Parue dans La Civiltà Cattolica, revue catholique italienne dirigée par des jésuites, la critique du P. Marc Rastoin sj analyse ce film Netflix de Fernando Meirelles avec Anthony Hopkins, Jonathan Pryce et Juan Minujín.
Devenu célèbre avec le film « la cité de Dieu » en 2002, le réalisateur brésilien Fernando Meirelles aime transposer au cinéma les œuvres littéraires, cet exercice ô combien périlleux. C’est ce qu’il fait en adaptant, avec l’aide de l’auteur lui-même, sa pièce de 2017, intitulée ‘The Pope’. Il s’agit d’une fiction, assumée comme telle, qui s’appuie sur des hommes connus : les deux derniers papes de l’Église catholique. Mais plutôt que de faire un film facile sur les scandales et les jeux d’influence, le réalisateur et son scénariste, Anthony McCarten, ont voulu raconter le destin de deux hommes de foi face à une décision difficile.

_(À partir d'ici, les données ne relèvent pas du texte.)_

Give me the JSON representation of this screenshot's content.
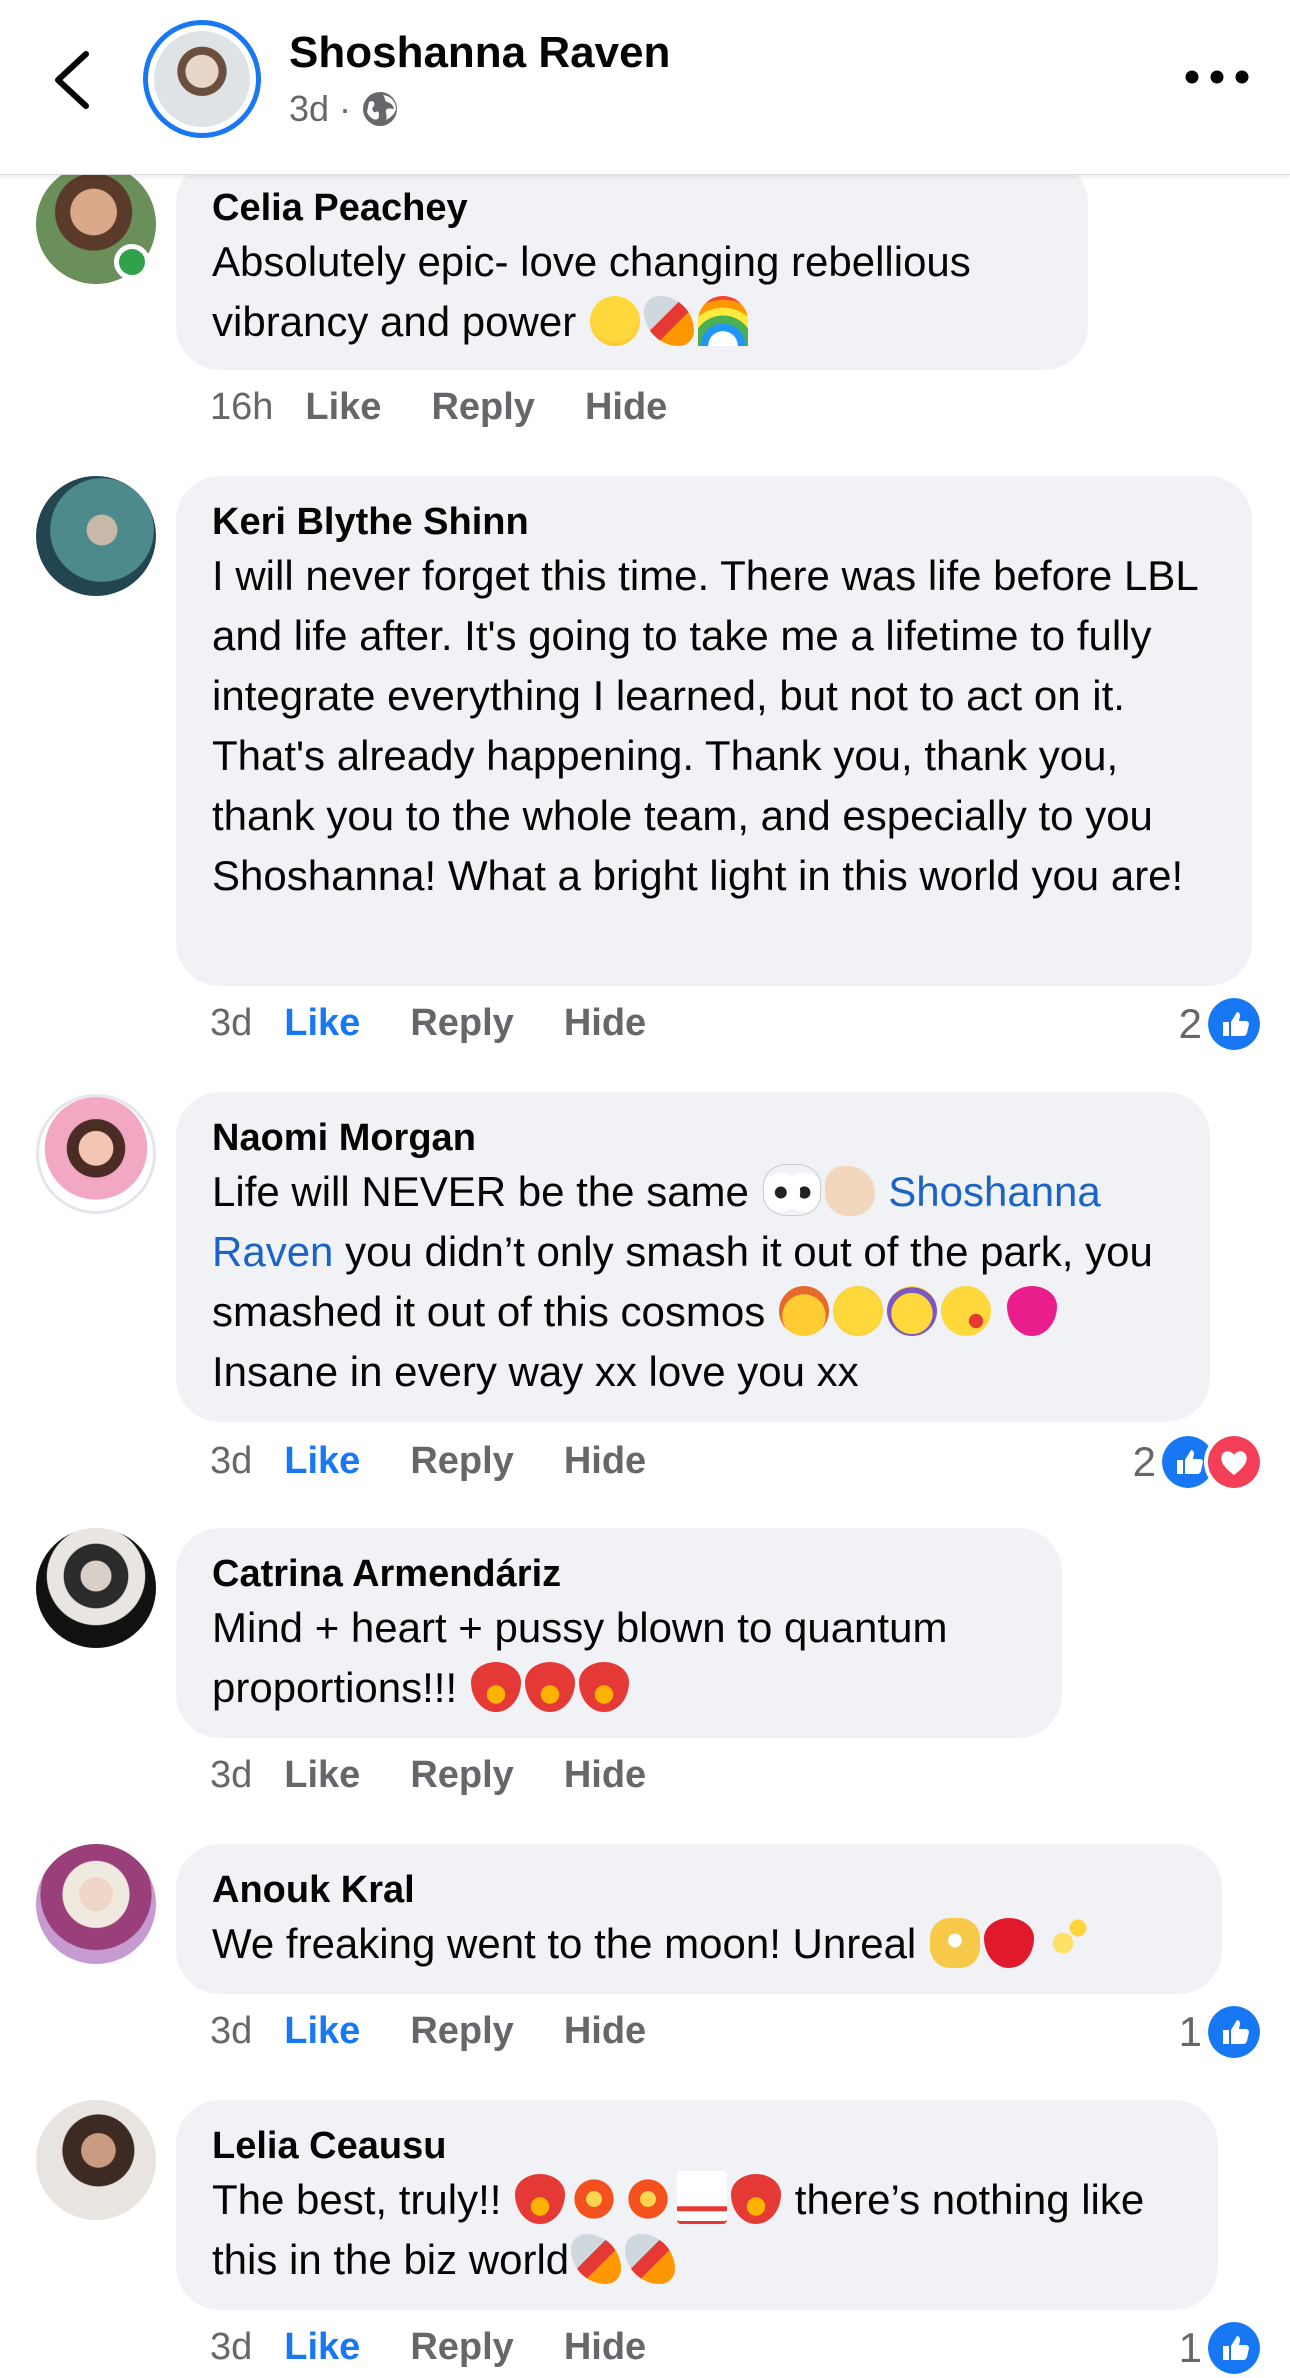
{
  "header": {
    "name": "Shoshanna Raven",
    "time": "3d",
    "separator": "·",
    "privacy_icon": "globe-icon"
  },
  "comments": [
    {
      "author": "Celia Peachey",
      "text": "Absolutely epic- love changing rebellious vibrancy and power",
      "emojis": [
        "winking-face-with-tongue",
        "rocket",
        "rainbow"
      ],
      "time": "16h",
      "like": "Like",
      "reply": "Reply",
      "hide": "Hide",
      "online": true
    },
    {
      "author": "Keri Blythe Shinn",
      "text": "I will never forget this time.  There was life before LBL and life after.  It's going to take me a lifetime to fully integrate everything I learned, but not to act on it.  That's already happening. Thank you, thank you, thank you to the whole team, and especially to you Shoshanna!  What a bright light in this world you are!",
      "time": "3d",
      "like": "Like",
      "reply": "Reply",
      "hide": "Hide",
      "liked": true,
      "reaction_count": "2",
      "reactions": [
        "like"
      ]
    },
    {
      "author": "Naomi Morgan",
      "text_before": "Life will NEVER be the same",
      "emojis_a": [
        "eyes",
        "pinching-hand"
      ],
      "mention": "Shoshanna Raven",
      "text_mid": " you didn’t only smash it out of the park, you smashed it out of this cosmos",
      "emojis_b": [
        "exploding-head",
        "star-struck",
        "partying-face",
        "face-blowing-kiss",
        "growing-heart"
      ],
      "text_after": " Insane in every way xx love you xx",
      "time": "3d",
      "like": "Like",
      "reply": "Reply",
      "hide": "Hide",
      "liked": true,
      "reaction_count": "2",
      "reactions": [
        "like",
        "love"
      ]
    },
    {
      "author": "Catrina Armendáriz",
      "text": "Mind + heart + pussy blown to quantum proportions!!!",
      "emojis": [
        "heart-on-fire",
        "heart-on-fire",
        "heart-on-fire"
      ],
      "time": "3d",
      "like": "Like",
      "reply": "Reply",
      "hide": "Hide"
    },
    {
      "author": "Anouk Kral",
      "text": "We freaking went to the moon! Unreal",
      "emojis": [
        "heart-hands",
        "red-heart",
        "sparkles"
      ],
      "time": "3d",
      "like": "Like",
      "reply": "Reply",
      "hide": "Hide",
      "liked": true,
      "reaction_count": "1",
      "reactions": [
        "like"
      ]
    },
    {
      "author": "Lelia Ceausu",
      "text_before": "The best, truly!!",
      "emojis_a": [
        "heart-on-fire",
        "collision",
        "collision",
        "hundred-points",
        "heart-on-fire"
      ],
      "text_mid": " there’s nothing like this in the biz world",
      "emojis_b": [
        "rocket",
        "rocket"
      ],
      "time": "3d",
      "like": "Like",
      "reply": "Reply",
      "hide": "Hide",
      "liked": true,
      "reaction_count": "1",
      "reactions": [
        "like"
      ]
    }
  ],
  "colors": {
    "accent": "#1877f2",
    "bubble": "#f0f2f5",
    "secondary_text": "#65676b",
    "love": "#f33e58",
    "online": "#31a24c"
  }
}
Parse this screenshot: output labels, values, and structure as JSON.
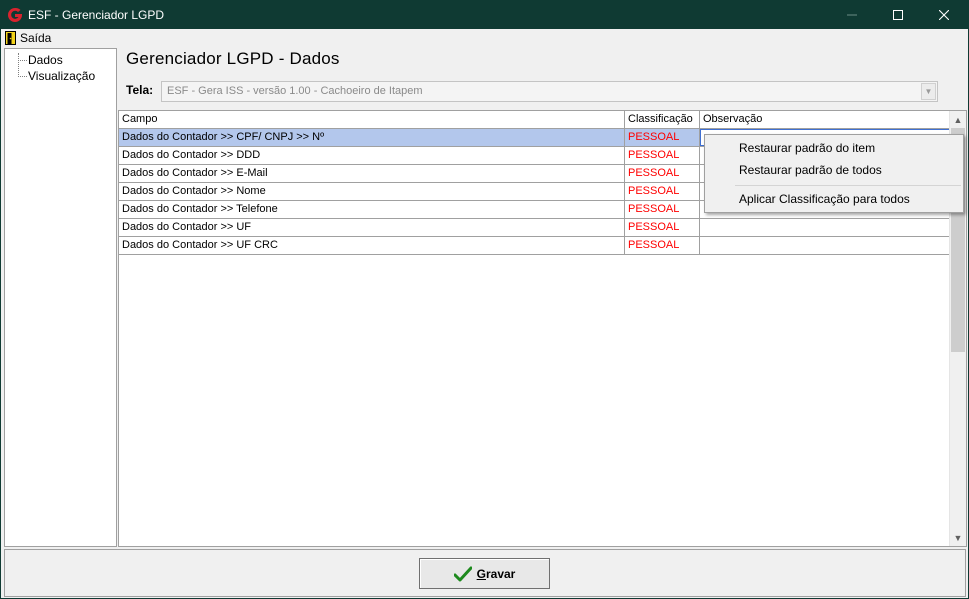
{
  "window": {
    "title": "ESF - Gerenciador LGPD",
    "controls": {
      "minimize": "—",
      "maximize": "☐",
      "close": "✕"
    }
  },
  "menu": {
    "saida": "Saída"
  },
  "tree": {
    "items": [
      {
        "label": "Dados"
      },
      {
        "label": "Visualização"
      }
    ]
  },
  "page": {
    "title": "Gerenciador LGPD - Dados",
    "tela_label": "Tela:",
    "tela_value": "ESF - Gera ISS - versão 1.00 - Cachoeiro de Itapem"
  },
  "grid": {
    "columns": [
      "Campo",
      "Classificação",
      "Observação"
    ],
    "rows": [
      {
        "campo": "Dados do Contador >> CPF/ CNPJ >> Nº",
        "classificacao": "PESSOAL",
        "observacao": ""
      },
      {
        "campo": "Dados do Contador >> DDD",
        "classificacao": "PESSOAL",
        "observacao": ""
      },
      {
        "campo": "Dados do Contador >> E-Mail",
        "classificacao": "PESSOAL",
        "observacao": ""
      },
      {
        "campo": "Dados do Contador >> Nome",
        "classificacao": "PESSOAL",
        "observacao": ""
      },
      {
        "campo": "Dados do Contador >> Telefone",
        "classificacao": "PESSOAL",
        "observacao": ""
      },
      {
        "campo": "Dados do Contador >> UF",
        "classificacao": "PESSOAL",
        "observacao": ""
      },
      {
        "campo": "Dados do Contador >> UF CRC",
        "classificacao": "PESSOAL",
        "observacao": ""
      }
    ],
    "selected_row": 0
  },
  "context_menu": {
    "items": [
      "Restaurar padrão do item",
      "Restaurar padrão de todos",
      "Aplicar Classificação para todos"
    ]
  },
  "footer": {
    "gravar_prefix": "G",
    "gravar_rest": "ravar"
  },
  "colors": {
    "titlebar": "#0f3a33",
    "classificacao_text": "#ff0000",
    "selection": "#b3c7ec",
    "accent_icon": "#d9232e"
  }
}
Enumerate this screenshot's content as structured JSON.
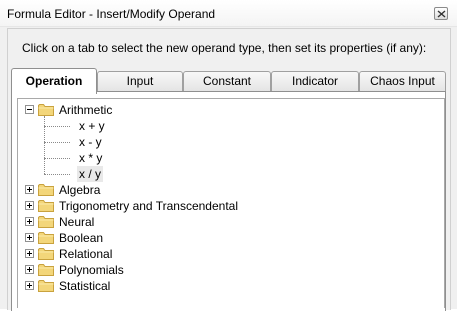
{
  "window": {
    "title": "Formula Editor - Insert/Modify Operand"
  },
  "instruction": "Click on a tab to select the new operand type, then set its properties (if any):",
  "tabs": [
    {
      "label": "Operation",
      "active": true
    },
    {
      "label": "Input",
      "active": false
    },
    {
      "label": "Constant",
      "active": false
    },
    {
      "label": "Indicator",
      "active": false
    },
    {
      "label": "Chaos Input",
      "active": false
    }
  ],
  "tree": {
    "expanded_category": "Arithmetic",
    "arithmetic_items": [
      "x + y",
      "x - y",
      "x * y",
      "x / y"
    ],
    "selected_item": "x / y",
    "categories": [
      "Arithmetic",
      "Algebra",
      "Trigonometry and Transcendental",
      "Neural",
      "Boolean",
      "Relational",
      "Polynomials",
      "Statistical"
    ]
  },
  "icons": {
    "folder": "folder-icon",
    "expand": "plus-box-icon",
    "collapse": "minus-box-icon",
    "close": "close-icon"
  },
  "colors": {
    "folder_fill": "#f3d67a",
    "folder_edge": "#c9a23e"
  }
}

Tout part d’une idée simple : le cardinal Bergoglio songe à prendre sa retraite : il aimerait se retirer et redevenir prêtre de paroisse. Il vient à Rome pour plaider sa demande. Au même moment, Benoit XVI, qui avait élu pape au conclave précédent, médite sur une décision majeure et inédite : se démettre de sa charge d’évêque de Rome et se retirer également. Et voilà que Jorge Bergoglio et Joseph Ratzinger se rencontrent et commencent à discuter. C’est volontairement que les noms de famille s’imposent ici car c’est d’abord de la rencontre de deux hommes de chair et d’os que le scénariste entend nous parler. Au départ, le scénariste Anthony McCarten a écrit une pièce de théâtre. Mais le film échappe aux pièges subtils du théâtre filmé en incorporant de longues séquences argentines tirées de la vie antérieure de Jorge Mario Bergoglio. Celles-ci, tournées dans un noir et blanc esthétiquement très convaincant, donnent au film un dynamisme que les conversations vaticanes ne pouvaient assurer à elles seules. Ces flashbacks portant exclusivement sur l’Argentine font indubitablement de lui le personnage principal, même si la formidable composition de Anthony Hopkins rend Benoit XVI également très présent. Il faut noter aussi la belle musique du film, composée par Bryce Dessner qui avait déjà travaillé sur The Revenant (2015) et pour lequel il fut nominé aux Oscars.
Une fiction inspirée de personnes réelles
Les films qui portent sur les papes, présents comme passés, courent toujours le risque de se fixer sur la pompe des institutions et de négliger l’humanité. Il n’en est rien ici. Non pas que Castel Gandolfo ne soit merveilleusement filmé, tout comme la chapelle Sixtine d’ailleurs. Mais parce que c’est d’autres choses que le scénariste et le réalisateur veulent nous parler. Qu’est-ce qu’une décision spirituelle ? Comment peut-on engager sa vie sur un signe ? Comment vieillir en portant le poids de ses décisions passées tout en s’ouvrant au futur et à ce qui vient ? Quelle place la prière peut-elle jouer dans une décision, et au fond dans une vie d’homme appelé à décider et à gouverner ? Car il s’agit bien de la rencontre de deux hommes de foi que traite le film. Leurs récits de vocation, leurs parcours de jeune prêtre et leurs profils intellectuels sont profondément différents. Pourtant tous deux s’estiment et croient dans le rôle de la papauté dans l’Église tout comme dans la force tant de la prière que la confession.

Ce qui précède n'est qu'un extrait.